ING Canada voit ses primes passer de 800 M$ à 815 M$ de 2006 à 2007. AXA Assurances enregistre une progression de 606 M$ à 678 M$. Chez Aviva, le volume de primes passe de 291 M$ à 295 M$. De son côté, Lloyd’s voit son volume passer de 211 à 228 M$. En 2006, dans le top 5, seule L’Union Canadienne avait affiché une hausse.

Dans le top 5 des assureurs directs, un seul assureur est en perte de vitesse.

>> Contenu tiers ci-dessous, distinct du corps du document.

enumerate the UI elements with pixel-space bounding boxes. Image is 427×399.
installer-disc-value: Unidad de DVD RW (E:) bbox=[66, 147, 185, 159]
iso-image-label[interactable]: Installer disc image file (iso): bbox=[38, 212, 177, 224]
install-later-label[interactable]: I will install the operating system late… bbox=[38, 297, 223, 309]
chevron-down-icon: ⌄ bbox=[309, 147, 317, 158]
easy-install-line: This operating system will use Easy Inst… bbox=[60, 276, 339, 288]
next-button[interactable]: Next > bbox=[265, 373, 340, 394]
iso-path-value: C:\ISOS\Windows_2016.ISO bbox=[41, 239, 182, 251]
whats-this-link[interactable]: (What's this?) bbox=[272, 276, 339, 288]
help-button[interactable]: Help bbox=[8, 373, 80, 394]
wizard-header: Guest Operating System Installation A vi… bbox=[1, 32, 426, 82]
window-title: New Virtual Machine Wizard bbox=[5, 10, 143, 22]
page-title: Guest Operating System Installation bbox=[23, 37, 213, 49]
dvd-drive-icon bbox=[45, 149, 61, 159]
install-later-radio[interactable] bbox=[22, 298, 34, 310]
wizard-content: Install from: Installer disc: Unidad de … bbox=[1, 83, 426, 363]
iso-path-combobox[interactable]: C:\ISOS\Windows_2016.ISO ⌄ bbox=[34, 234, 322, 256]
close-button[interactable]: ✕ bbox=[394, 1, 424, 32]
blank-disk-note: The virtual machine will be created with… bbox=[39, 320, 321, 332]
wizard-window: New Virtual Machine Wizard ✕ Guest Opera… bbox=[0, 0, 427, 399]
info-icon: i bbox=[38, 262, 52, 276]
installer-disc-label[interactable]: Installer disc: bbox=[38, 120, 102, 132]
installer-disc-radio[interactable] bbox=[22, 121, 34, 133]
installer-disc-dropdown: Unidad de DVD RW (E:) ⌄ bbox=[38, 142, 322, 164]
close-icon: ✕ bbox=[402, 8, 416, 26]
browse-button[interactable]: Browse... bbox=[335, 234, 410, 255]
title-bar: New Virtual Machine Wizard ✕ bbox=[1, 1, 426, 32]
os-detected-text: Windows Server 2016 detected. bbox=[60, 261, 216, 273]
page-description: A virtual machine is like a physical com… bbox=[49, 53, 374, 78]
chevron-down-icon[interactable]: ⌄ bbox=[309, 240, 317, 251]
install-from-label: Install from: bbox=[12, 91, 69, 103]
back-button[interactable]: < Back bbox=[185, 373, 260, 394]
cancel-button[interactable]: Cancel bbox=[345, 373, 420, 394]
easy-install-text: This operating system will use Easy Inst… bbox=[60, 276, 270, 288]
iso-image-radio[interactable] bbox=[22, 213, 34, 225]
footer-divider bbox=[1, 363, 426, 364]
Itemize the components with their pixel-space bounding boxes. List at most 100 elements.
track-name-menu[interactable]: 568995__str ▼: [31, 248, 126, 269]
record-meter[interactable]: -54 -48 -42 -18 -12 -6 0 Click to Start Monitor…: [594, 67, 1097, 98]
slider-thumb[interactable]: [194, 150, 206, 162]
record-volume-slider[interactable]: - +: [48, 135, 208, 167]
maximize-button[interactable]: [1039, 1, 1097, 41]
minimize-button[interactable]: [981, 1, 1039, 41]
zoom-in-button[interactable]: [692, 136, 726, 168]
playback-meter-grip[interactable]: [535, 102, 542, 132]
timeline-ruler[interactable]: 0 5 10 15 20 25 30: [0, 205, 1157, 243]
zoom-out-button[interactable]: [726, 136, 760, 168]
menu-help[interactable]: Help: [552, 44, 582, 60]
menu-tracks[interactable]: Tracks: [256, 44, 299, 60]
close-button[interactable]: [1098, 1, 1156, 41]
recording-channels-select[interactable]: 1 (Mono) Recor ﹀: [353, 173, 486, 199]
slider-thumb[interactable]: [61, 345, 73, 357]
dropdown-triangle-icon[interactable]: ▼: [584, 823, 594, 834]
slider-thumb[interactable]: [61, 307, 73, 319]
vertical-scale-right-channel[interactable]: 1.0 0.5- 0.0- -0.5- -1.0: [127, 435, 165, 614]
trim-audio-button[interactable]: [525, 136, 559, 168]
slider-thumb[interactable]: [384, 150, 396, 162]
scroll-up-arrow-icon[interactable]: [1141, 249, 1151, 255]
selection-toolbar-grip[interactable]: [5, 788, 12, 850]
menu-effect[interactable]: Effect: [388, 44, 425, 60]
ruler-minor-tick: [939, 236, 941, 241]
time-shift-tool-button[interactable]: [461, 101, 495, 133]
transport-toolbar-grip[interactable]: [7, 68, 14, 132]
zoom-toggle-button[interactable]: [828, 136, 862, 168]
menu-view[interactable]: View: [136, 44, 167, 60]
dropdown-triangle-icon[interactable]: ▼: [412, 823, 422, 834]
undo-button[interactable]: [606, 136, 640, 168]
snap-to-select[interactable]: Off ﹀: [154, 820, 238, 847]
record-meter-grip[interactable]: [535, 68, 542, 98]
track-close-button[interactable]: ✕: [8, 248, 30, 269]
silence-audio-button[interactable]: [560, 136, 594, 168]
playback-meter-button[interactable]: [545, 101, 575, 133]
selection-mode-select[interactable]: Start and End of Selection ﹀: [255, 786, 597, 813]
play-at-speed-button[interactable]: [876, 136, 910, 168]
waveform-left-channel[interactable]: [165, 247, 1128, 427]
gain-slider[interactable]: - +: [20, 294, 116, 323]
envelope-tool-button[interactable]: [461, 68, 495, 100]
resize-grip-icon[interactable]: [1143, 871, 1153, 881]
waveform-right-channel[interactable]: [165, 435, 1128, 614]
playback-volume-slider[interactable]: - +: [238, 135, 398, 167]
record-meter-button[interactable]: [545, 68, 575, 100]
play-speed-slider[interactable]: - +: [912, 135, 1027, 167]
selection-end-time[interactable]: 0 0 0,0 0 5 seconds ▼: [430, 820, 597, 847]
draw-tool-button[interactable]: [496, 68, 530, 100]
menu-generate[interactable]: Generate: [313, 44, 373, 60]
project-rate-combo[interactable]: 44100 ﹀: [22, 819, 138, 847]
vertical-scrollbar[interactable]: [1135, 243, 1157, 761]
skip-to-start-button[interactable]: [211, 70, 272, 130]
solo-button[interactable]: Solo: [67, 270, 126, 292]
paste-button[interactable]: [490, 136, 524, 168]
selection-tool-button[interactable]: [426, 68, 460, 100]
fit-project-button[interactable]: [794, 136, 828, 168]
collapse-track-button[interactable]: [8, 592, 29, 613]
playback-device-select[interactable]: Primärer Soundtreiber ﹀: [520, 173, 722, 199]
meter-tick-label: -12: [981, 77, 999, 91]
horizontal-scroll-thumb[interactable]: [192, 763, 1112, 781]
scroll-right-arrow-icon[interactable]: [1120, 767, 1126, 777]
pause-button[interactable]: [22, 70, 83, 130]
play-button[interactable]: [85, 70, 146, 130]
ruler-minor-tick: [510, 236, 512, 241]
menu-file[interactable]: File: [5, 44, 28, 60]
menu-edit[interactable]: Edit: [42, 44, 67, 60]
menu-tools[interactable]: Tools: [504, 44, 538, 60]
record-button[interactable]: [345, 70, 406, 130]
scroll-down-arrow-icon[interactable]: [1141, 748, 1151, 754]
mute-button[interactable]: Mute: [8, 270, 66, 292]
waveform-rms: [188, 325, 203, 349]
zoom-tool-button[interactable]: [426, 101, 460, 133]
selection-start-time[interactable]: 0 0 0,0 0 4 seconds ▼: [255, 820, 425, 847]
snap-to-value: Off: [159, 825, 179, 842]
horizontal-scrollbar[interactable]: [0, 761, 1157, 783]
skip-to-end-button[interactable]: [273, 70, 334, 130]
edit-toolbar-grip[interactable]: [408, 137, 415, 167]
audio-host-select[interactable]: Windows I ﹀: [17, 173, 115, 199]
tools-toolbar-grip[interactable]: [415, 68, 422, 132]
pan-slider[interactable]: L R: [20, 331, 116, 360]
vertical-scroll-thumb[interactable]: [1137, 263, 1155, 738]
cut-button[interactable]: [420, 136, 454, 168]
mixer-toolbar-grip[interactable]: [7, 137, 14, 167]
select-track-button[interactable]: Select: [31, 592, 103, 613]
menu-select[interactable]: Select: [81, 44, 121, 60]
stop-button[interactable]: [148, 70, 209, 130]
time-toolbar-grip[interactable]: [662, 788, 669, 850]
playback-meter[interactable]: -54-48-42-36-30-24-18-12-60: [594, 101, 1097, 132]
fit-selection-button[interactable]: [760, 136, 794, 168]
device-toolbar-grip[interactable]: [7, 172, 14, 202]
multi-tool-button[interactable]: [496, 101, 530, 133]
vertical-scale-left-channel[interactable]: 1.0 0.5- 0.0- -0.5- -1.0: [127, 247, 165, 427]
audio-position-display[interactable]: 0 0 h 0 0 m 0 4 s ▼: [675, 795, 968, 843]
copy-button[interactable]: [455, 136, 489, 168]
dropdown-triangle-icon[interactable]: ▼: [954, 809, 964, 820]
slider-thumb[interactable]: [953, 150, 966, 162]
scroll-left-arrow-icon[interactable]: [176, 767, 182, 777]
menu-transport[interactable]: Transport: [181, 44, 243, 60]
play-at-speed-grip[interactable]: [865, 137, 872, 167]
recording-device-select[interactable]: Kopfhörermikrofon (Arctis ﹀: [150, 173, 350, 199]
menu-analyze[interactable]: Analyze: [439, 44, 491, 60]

BélairDirect essuie ainsi un recul au niveau des primes, qui passe de 233 M$ en 2006 à 222 M$ en 2007. Les autres joueurs sont tous en hausse. Desjardins Groupe d’assurances générales voit son volume passer de 664 M$ à 682 M$. Le Groupe Promutuel enregistre une hausse de 48 M$ et son volume de primes passe de 496 M$ à 544 M$. La Capitale assurance générales voit son volume passer de 355 M$ à 376 M$, tandis que celui de La Personnelle passe de 232 M$ à 238 M$.

Un écart

La part totale du courtage est sans doute sous-estimée de 1 % dans la recension du Journal de l’assurance compte tenu du caractère hybride du Groupe Promutuel. Cette hypothèse est fondée sur le fait que le Groupe Promutuel, qui s’affiche comme un assureur direct, dit tirer 26 % de ses affaires du courtage. Historiquement, ce volume provenait principalement de Promutuel Dorchester et Promutuel Lévisienne-Orléans. Notre tableau présente d’ailleurs les primes de ces mutuelles agglomérées à celles du Groupe Promutuel.

En juillet 2008, les conseils d’administration de Promutuel Dorchester et de Promutuel Lévisienne-Orléans se sont désaffiliés du groupe afin de former le Groupe Ledor, une mutuelle d’assurance. Les autorités réglementaires ont autorisé le regroupement le 1er octobre dernier, selon la nouvelle compagnie.